1. The utility model provides a wall experimental apparatus is hit in spraying suitable for ocean thermoelectric generation system falling film evaporation ware which characterized in that: the device comprises a spray droplet group generation system, a wall surface heating system, a wall surface control system and a flowing heat transfer test system; the spray droplet group generating system sprays the generated spray droplets to the wall surface heating system, the wall surface heating system is connected with the wall surface control system, and the flowing heat transfer testing system is used for collecting flowing parameters and heat transfer parameters of the wall surface heating system;

the spray droplet group generation system comprises a storage tank, a pipeline, a working medium pump and a nozzle; the output end of the storage tank is connected with the inlet of the working medium pump through the pipeline, and the outlet of the working medium pump is connected with the nozzle through the pipeline; the nozzle is positioned above the wall surface heating system; the nozzle is a pressure atomization nozzle;

the wall surface heating system comprises a heating device, a heating rod and a thermocouple; the heating device is of a T-shaped structure and is formed by welding a heating column and a tube bundle, and the tube bundle is connected with the wall surface control system; the heating rod is arranged on one side of the heating column, and the thermocouple is arranged on one side of the tube bundle; the nozzle is positioned above the tube bundle, and the arrangement position of the thermocouple on the tube bundle is positioned in the spraying range of the nozzle;

the wall surface control system comprises a base, a support, a sliding support and a crankshaft; the support is arranged at one end of the base, and the crankshaft is arranged at the other end of the base; the base close to one side of the crankshaft is also provided with the sliding support; one end of the tube bundle is placed on the support, and the other end of the tube bundle is connected to the sliding support; the sliding support is connected with the crankshaft;

the flowing heat transfer testing system comprises a particle imaging velocimeter, a high-speed camera and a computer; the particle imaging velocimeter transmits the measured wall collision speed and the measured atomized particle size of the atomized liquid drop to the computer; the high-speed camera transmits the shot state image information to the computer;

the sliding support comprises a sliding plate and a fixed seat; the fixed seat is fixed on the base, the fixed seat is provided with a mounting hole, one side of the sliding plate is connected with the tube bundle, and the lower part of the joint of the sliding plate and the tube bundle is movably connected with the fixed seat through the mounting hole; the middle part of the other side of the sliding plate is connected with the crankshaft.

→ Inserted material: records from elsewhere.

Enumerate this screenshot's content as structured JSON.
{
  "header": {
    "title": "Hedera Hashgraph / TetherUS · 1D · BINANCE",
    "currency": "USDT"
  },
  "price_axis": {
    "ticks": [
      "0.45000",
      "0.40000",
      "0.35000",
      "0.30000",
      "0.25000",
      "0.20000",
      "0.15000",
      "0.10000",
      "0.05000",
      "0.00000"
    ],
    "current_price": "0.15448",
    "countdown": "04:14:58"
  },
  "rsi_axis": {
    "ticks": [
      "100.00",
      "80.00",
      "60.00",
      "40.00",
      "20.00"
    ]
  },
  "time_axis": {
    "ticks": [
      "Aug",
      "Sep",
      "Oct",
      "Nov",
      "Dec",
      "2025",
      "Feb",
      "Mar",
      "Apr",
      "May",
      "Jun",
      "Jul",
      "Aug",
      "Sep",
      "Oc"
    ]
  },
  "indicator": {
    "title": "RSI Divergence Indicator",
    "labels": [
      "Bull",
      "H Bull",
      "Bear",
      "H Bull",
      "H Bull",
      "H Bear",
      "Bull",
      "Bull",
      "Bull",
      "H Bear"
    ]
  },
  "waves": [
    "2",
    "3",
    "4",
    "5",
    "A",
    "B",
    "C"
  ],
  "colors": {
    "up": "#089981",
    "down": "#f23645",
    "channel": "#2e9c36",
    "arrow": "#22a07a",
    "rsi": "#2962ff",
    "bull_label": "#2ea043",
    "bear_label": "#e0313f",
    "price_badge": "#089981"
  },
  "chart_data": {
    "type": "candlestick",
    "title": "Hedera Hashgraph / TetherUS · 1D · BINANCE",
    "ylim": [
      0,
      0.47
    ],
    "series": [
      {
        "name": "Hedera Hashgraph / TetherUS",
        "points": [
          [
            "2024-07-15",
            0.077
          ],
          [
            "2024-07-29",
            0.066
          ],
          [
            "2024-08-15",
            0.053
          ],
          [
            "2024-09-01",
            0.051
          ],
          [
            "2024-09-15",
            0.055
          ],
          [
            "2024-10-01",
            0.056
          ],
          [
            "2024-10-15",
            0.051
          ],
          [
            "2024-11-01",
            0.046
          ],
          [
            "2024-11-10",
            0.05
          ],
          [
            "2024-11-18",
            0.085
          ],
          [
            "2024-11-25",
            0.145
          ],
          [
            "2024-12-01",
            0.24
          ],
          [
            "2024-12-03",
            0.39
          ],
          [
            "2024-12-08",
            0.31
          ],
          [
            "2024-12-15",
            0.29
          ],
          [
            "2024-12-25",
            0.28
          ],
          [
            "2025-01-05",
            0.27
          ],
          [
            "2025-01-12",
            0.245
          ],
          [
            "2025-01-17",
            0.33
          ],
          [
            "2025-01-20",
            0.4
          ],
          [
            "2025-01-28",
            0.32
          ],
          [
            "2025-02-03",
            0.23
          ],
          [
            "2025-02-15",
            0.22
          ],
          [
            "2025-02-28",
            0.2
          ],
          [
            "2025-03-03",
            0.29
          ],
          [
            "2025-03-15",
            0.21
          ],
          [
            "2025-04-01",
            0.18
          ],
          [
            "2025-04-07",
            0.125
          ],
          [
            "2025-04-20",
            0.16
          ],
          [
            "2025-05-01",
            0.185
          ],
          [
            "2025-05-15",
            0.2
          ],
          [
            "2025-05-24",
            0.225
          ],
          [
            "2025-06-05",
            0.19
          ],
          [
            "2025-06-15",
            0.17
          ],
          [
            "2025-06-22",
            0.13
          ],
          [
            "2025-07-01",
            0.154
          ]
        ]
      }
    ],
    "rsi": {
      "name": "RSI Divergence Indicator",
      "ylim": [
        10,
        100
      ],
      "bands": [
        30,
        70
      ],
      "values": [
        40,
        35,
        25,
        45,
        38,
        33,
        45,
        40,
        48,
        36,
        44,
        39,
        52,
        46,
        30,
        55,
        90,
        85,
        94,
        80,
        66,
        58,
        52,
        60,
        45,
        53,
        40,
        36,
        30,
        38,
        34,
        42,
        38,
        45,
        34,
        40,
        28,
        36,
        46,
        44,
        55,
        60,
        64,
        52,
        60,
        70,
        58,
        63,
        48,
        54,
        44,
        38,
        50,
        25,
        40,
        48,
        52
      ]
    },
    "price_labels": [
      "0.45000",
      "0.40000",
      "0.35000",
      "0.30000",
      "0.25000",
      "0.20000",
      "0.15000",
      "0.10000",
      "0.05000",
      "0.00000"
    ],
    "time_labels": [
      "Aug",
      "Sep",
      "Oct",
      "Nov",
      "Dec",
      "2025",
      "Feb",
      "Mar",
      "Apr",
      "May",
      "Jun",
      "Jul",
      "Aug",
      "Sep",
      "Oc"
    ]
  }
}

2. The spray wall collision experiment device suitable for the falling film evaporator of the ocean temperature difference power generation system as claimed in claim 1, wherein: and a valve and a pressure gauge are arranged on the pipeline between the storage tank and the working medium pump.

3. The spray wall collision experiment device suitable for the falling film evaporator of the ocean temperature difference power generation system as claimed in claim 1, wherein: the heating device is characterized in that a plurality of blind holes are formed in the heating column at intervals, the heating rod is installed on the heating column through the blind holes, a plurality of insertion holes are formed in the tube bundle at intervals, and the thermocouple is inserted into the surface of the tube bundle from bottom to top through the insertion holes.

4. The spray wall collision experiment device suitable for the falling film evaporator of the ocean temperature difference power generation system as claimed in claim 1, wherein: the sliding plate is made of sheet steel plates, and scales are arranged on the sliding plate inserted in the mounting hole.